Figure 1 is a diagram illustrating the types of patterns that are to be rewritten in a rectangular area on a CRT screen, and Figure 2 is an example of the configuration of a display device using the present invention. Figure shown, 3rd
The figure shows the relative relationship between the video RAM and the CRT screen. 1...CRT, 2...Keyboard, 3...Pattern generation circuit, 4...Pattern register, 5...
Start address register, 7... Stop address register, 9... Counter, 11, 12...

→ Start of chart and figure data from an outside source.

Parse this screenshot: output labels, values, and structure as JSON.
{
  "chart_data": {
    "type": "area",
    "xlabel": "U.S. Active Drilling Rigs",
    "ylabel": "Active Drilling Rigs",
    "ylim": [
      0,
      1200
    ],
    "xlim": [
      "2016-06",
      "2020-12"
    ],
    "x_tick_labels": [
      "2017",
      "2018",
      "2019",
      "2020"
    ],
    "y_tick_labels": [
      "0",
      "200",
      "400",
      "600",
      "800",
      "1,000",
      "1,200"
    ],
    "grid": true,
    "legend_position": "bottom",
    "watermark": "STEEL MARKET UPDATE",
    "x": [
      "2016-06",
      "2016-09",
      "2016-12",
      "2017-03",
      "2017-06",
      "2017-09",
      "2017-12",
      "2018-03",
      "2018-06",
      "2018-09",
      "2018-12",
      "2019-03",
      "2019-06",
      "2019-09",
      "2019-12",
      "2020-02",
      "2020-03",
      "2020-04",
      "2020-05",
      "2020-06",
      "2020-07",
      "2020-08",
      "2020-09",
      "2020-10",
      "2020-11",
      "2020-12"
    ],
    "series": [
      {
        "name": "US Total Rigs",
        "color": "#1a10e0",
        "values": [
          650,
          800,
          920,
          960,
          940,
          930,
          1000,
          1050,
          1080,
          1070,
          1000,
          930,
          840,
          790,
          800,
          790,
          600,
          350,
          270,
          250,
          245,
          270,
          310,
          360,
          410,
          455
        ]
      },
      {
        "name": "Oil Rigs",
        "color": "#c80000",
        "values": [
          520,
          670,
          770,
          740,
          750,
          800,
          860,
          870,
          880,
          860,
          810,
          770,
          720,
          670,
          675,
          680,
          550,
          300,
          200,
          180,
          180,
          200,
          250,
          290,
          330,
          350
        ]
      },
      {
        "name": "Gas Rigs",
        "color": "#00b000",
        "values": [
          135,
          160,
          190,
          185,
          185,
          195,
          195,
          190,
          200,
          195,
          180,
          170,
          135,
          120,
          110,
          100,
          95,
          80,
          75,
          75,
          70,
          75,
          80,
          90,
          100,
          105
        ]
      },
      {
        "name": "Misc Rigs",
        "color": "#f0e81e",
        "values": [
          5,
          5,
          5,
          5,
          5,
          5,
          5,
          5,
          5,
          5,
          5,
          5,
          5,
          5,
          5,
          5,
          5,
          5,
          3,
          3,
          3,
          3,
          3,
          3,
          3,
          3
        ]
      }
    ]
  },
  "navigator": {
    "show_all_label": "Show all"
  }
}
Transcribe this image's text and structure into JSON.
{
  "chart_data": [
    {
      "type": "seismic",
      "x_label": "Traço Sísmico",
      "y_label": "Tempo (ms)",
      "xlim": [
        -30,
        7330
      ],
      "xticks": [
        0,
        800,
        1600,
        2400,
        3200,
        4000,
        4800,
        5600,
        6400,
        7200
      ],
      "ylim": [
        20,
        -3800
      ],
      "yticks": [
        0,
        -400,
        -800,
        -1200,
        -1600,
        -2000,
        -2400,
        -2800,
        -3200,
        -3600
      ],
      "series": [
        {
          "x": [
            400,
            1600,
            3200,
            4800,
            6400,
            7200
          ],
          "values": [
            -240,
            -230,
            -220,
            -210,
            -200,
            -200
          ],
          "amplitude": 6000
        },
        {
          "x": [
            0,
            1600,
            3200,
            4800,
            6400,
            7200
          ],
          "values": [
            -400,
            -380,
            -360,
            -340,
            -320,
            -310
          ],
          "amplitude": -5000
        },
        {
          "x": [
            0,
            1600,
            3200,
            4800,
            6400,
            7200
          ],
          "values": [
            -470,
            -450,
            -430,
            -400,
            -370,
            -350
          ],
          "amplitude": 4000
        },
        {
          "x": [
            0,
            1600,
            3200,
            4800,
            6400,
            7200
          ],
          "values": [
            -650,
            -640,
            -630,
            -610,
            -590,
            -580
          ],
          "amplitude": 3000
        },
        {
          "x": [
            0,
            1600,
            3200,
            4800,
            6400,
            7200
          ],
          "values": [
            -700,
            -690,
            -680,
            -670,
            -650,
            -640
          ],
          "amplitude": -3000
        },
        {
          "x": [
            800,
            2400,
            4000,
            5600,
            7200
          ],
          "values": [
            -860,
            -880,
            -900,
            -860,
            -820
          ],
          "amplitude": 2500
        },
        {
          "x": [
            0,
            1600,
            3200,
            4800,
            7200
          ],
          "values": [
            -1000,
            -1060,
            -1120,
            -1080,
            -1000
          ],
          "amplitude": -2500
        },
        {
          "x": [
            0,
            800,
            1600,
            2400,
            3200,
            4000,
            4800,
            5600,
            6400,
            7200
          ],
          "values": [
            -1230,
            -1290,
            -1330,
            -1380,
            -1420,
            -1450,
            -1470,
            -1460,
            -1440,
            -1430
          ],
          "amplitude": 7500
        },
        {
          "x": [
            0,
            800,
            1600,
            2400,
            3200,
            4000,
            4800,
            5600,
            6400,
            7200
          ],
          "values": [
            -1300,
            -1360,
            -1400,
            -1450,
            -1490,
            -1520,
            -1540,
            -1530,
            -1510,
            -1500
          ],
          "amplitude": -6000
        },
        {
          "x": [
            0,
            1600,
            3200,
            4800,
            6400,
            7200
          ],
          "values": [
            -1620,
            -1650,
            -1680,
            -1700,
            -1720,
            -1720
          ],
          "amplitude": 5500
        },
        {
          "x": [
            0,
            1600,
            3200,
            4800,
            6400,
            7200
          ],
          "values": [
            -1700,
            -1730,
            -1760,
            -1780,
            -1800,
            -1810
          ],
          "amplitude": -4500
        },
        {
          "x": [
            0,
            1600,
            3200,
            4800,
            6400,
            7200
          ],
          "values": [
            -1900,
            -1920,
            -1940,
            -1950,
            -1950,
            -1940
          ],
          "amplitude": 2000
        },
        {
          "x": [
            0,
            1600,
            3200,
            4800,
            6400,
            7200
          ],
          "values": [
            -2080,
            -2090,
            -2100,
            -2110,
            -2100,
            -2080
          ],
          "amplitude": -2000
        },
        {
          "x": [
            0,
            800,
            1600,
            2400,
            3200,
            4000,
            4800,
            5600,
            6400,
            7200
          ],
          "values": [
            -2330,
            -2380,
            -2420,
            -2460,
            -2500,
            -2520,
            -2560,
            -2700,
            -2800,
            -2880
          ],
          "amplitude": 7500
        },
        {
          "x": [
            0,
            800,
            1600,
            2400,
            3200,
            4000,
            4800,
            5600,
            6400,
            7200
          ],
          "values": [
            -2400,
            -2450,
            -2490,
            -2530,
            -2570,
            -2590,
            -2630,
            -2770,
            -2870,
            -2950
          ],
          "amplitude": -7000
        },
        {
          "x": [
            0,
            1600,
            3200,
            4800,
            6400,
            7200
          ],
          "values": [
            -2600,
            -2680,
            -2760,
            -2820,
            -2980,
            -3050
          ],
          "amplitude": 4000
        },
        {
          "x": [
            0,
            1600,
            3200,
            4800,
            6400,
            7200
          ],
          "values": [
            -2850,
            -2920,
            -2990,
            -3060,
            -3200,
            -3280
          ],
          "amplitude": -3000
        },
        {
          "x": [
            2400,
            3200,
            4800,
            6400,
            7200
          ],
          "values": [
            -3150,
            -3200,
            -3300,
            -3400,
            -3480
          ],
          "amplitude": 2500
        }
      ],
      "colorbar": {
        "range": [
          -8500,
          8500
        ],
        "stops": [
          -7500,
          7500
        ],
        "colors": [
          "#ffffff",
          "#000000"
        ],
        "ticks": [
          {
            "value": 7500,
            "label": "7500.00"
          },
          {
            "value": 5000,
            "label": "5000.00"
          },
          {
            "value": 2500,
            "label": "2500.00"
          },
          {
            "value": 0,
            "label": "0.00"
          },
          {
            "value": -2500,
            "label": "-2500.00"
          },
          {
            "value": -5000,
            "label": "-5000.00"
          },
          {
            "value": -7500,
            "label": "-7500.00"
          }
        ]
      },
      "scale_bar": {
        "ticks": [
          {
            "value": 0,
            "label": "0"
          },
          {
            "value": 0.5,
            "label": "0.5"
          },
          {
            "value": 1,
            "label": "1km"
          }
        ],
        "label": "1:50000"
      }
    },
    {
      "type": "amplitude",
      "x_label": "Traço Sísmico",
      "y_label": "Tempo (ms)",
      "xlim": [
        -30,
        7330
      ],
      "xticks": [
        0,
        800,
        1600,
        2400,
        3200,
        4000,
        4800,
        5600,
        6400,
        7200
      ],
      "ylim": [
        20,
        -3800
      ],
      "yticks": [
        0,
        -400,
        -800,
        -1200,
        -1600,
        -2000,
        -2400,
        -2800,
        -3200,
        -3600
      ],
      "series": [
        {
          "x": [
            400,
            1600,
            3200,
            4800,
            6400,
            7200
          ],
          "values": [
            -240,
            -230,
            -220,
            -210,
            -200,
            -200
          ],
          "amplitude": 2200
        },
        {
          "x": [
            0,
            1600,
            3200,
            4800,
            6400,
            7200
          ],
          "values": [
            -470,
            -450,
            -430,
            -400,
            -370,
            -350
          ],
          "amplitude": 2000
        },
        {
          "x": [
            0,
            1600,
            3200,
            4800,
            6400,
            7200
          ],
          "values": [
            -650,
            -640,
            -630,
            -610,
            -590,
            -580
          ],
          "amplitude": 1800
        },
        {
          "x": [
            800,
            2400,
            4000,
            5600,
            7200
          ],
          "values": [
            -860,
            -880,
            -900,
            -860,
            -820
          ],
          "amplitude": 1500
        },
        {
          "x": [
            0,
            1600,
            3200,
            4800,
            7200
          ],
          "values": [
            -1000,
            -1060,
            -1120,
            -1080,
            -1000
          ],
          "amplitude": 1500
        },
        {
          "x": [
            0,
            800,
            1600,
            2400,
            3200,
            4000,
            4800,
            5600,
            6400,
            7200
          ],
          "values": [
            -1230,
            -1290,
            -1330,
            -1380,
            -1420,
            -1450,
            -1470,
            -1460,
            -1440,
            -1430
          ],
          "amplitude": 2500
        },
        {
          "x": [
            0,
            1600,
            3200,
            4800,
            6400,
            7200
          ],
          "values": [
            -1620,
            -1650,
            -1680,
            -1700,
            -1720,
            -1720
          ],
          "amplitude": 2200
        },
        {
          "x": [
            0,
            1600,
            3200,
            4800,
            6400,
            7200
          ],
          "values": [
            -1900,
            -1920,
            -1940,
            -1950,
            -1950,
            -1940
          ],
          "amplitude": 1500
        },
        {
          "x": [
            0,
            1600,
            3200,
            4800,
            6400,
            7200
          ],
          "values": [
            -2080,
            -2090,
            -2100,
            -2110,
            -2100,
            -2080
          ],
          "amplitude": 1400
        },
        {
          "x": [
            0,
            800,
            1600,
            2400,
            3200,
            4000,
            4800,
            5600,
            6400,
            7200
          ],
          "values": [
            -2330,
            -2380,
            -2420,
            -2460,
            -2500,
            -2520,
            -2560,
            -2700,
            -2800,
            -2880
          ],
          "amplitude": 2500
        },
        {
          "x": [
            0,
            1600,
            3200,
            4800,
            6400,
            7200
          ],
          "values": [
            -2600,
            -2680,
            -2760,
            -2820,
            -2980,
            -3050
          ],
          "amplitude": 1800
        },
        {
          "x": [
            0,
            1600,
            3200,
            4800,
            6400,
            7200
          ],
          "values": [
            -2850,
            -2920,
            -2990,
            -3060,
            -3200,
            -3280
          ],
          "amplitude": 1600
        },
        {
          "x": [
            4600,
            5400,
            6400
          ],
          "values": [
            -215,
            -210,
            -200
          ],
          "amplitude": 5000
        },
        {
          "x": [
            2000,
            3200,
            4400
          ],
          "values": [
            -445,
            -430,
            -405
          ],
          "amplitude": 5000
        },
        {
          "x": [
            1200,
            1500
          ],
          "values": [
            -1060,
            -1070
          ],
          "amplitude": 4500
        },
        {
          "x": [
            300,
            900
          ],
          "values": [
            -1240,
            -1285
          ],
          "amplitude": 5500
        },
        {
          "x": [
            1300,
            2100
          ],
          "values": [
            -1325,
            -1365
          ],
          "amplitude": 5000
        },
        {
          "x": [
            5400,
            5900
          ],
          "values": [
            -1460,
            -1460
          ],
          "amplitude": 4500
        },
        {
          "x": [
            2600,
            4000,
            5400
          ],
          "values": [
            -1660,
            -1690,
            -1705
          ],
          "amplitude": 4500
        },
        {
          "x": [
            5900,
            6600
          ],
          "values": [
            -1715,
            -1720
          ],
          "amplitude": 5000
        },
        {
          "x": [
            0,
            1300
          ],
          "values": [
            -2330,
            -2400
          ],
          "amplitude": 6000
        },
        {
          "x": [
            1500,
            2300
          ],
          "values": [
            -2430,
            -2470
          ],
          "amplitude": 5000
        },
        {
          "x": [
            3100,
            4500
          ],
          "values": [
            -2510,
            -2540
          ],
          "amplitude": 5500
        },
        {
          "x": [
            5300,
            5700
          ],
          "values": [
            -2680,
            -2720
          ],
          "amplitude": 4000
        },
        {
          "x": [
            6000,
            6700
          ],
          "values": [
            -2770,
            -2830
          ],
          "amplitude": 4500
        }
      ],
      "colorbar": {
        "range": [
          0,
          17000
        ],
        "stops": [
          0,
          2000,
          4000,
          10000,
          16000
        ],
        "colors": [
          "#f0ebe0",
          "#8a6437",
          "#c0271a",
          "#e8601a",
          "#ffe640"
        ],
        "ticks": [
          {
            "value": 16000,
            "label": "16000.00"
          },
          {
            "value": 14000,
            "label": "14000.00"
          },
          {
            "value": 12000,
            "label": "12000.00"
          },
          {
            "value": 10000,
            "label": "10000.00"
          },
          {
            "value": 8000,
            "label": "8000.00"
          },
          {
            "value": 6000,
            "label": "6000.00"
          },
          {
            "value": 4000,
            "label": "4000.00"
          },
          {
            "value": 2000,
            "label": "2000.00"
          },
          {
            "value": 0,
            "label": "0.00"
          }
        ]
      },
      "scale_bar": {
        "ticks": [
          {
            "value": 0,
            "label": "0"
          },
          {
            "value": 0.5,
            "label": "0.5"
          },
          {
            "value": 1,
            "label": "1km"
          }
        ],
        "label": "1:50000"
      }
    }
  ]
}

Comparator, 13... Video RAM, 15...
CRT.

Claims (1)

[Claims for Utility Model Registration] A circuit used in a graphics device includes a pattern register 4 capable of storing a plurality of bit signals, registers 5 and 7 storing data of a start address and a stop address, and registers 5 and 7 capable of storing data of a start address or a stop address. A counter 9 that inputs data from either the stop address and counts up or down for this data, compares the data from the start address or stop address with the data from the counter, and outputs an end signal when they match. a multi-bit pattern signal forming a part of a desired rectangular generation pattern is written in the pattern register, and the contents of the pattern register are repeated using the output of the counter as an address signal. A pattern generation circuit that reads and transfers to the next stage (viteo RAM).